Although their backgrounds are very different, the men seem to have one thing in common--they were supporters of El Sayyid A. Nosair, the man who was acquitted of the November, 1990, slaying of Kahane in New York but was convicted on related weapons charges. He could be released from prison in as little as five years.

Kahane, a radical rabbi who advocated violence and called for the expulsion of Palestinians from Israel, had passed his peak of political influence when he was gunned down. His American movement, which was suspected in several bombings connected to its effort to free Soviet Jews, lost steam when he was jailed for a year for conspiring to make bombs.

In 1971 he moved to Israel and, after two unsuccessful attempts, became a member of the Israeli Parliament. But his party was banned in 1985.

As the mysteries of the World Trade Center bombing unfold, FBI officials have admitted that since Kahane’s murder, they have kept under surveillance members of an amorphous group with ties to Nosair and Abdul Rahman.

Advertisement

Kahane Chai, a radical group still fighting for justice in the rabbi’s murder, claims that if federal officials had been more diligent in trying to find out who was involved in the Kahane murder, the World Trade Center would never have been bombed.
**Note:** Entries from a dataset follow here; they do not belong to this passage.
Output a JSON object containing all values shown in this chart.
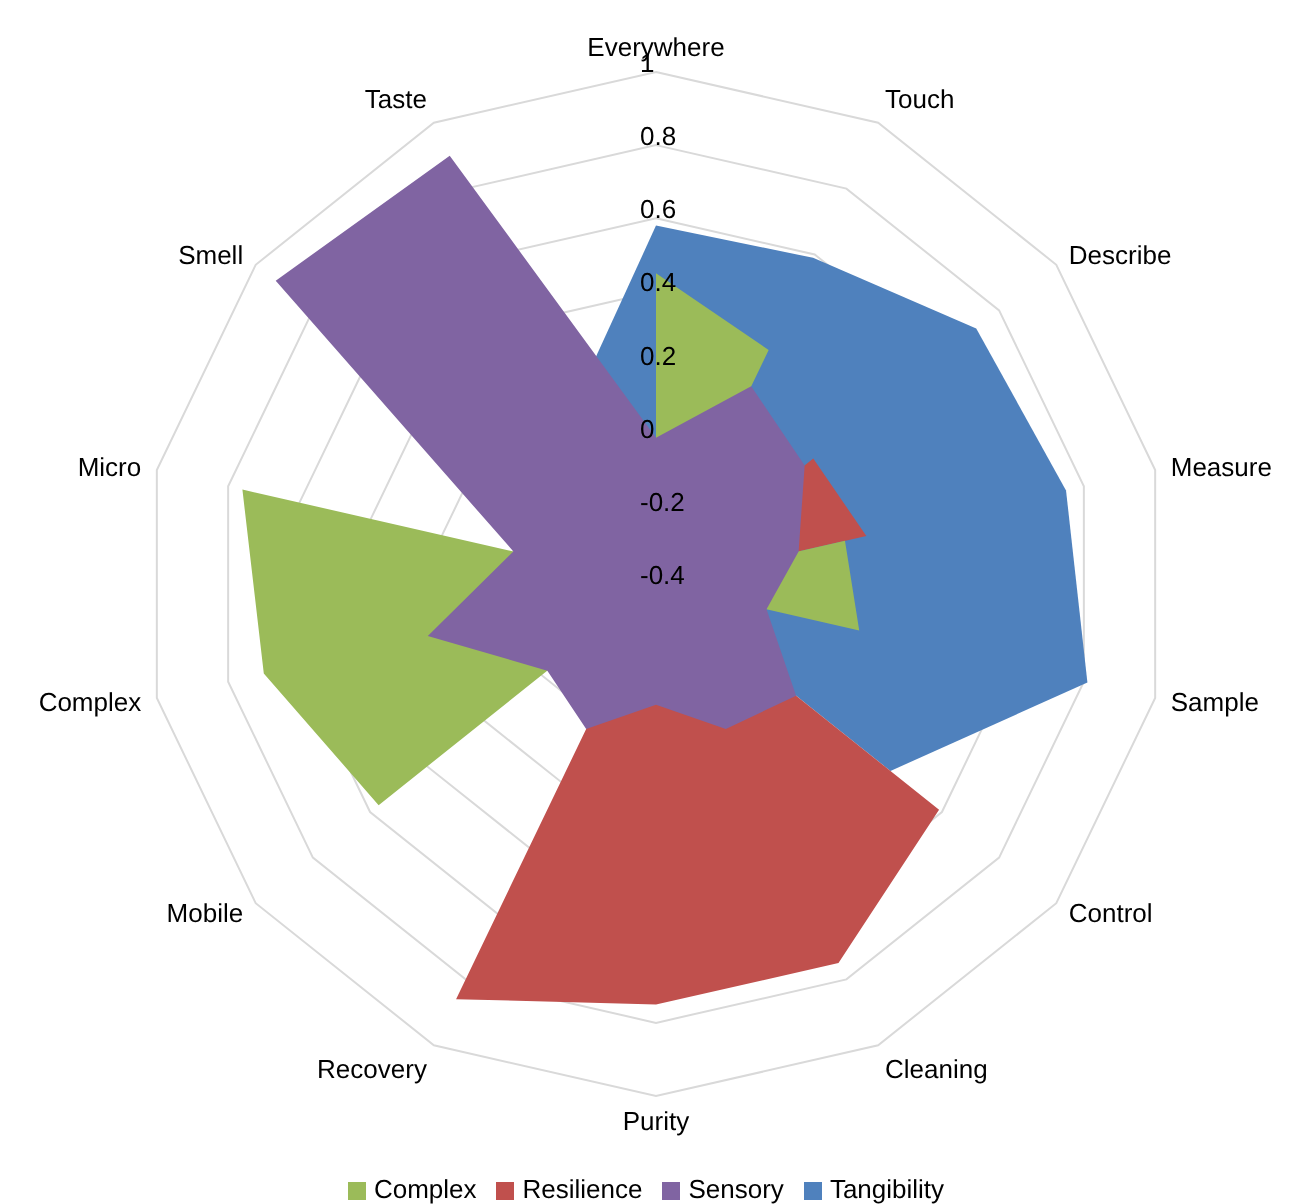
{
  "chart_data": {
    "type": "radar",
    "categories": [
      "Everywhere",
      "Touch",
      "Describe",
      "Measure",
      "Sample",
      "Control",
      "Cleaning",
      "Purity",
      "Recovery",
      "Mobile",
      "Complex",
      "Micro",
      "Smell",
      "Taste"
    ],
    "series": [
      {
        "name": "Tangibility",
        "color": "#4f81bd",
        "values": [
          0.58,
          0.59,
          0.72,
          0.75,
          0.81,
          0.42,
          null,
          null,
          null,
          null,
          null,
          null,
          null,
          0.13
        ]
      },
      {
        "name": "Resilience",
        "color": "#c0504d",
        "values": [
          null,
          null,
          0.15,
          0.19,
          null,
          0.59,
          0.75,
          0.75,
          0.86,
          null,
          null,
          null,
          null,
          null
        ]
      },
      {
        "name": "Complex",
        "color": "#9bbb59",
        "values": [
          0.45,
          0.31,
          null,
          0.13,
          0.17,
          null,
          0.36,
          null,
          null,
          0.57,
          0.7,
          0.76,
          null,
          null
        ]
      },
      {
        "name": "Sensory",
        "color": "#8064a2",
        "values": [
          0,
          0.2,
          0.12,
          0,
          -0.09,
          0.09,
          0.04,
          -0.07,
          0.04,
          -0.02,
          0.24,
          0,
          0.93,
          0.9
        ]
      }
    ],
    "ylim": [
      -0.4,
      1
    ],
    "yticks": [
      -0.4,
      -0.2,
      0,
      0.2,
      0.4,
      0.6,
      0.8,
      1
    ],
    "grid": true,
    "legend": "bottom"
  }
}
At a small but noisy demonstration organized by Kahane Chai not far from the Trade Center on Thursday, New York state Assemblyman Dov Hikind, a Brooklyn Democrat and an orthodox Jew, said the FBI’s “hands are also covered with the blood of the victims of the World Trade Center bombing.”

Robert Louden, an instructor at the city’s John Jay College of Criminal Justice who has been consulted on the trade center bombing, said that the FBI has limitations.

“Any investigative effort has finite resources,” Louden said. “Just because the FBI said they had some of these guys under surveillance, it does not mean they’re being watched all the time.”

Although it appears that the suspects received tens of thousands of dollars from abroad, it is still unclear whether an international terrorist ring supported the local suspects.

“They are nobodies here,” said M. T. Mehdi, a leader of the Arab-American community in New York and the spokesman for Abdul Rahman, “but they may have had some ties with (terrorist) groups outside America.”

Advertisement

Egyptian officials say activities of the Nosair supporters suggest the existence of a cell patterned after those that have terrorized Cairo. There, effective surveillance by counterterrorism agents has often been limited because individuals in one cell have virtually no knowledge about or contact with those in other cells. When terrorists are captured, they often are unable to provide much useful data, even when under great pressure to cooperate.

“One member of a cell takes orders from someone in another cell, while that person gets orders from someone else. No one person has a clear view of the entire network,” said a former Egyptian government official, speaking on condition of anonymity.

In such an organization, most of the individual activists would not know who was the commander in chief, who was doing the strategic planning or who was financing the activities.

Those arrested so far in New Jersey on bombing-related charges appeared to be part of “a typical cell organization,” the official said, making it difficult for investigators to trace any terrorist conspiracy beyond those who participated directly.

Another Egyptian official, Abdulaleem El-Abyad, minister of information for Egypt’s United Nations mission, sees poor, working-class areas like Jersey City and Brooklyn as prime recruiting grounds for radical spiritual leaders like Abdul Rahman.

“My impression is that they are mostly recent immigrants . . . uprooted from their homes who don’t understand this country. They’re disappointed that they have not found the economic opportunities they expected. They’re alienated,” he said.

Advertisement

“A man like (Abdul) Rahman comes along telling them they are good, they are the best people, and they are captivated.”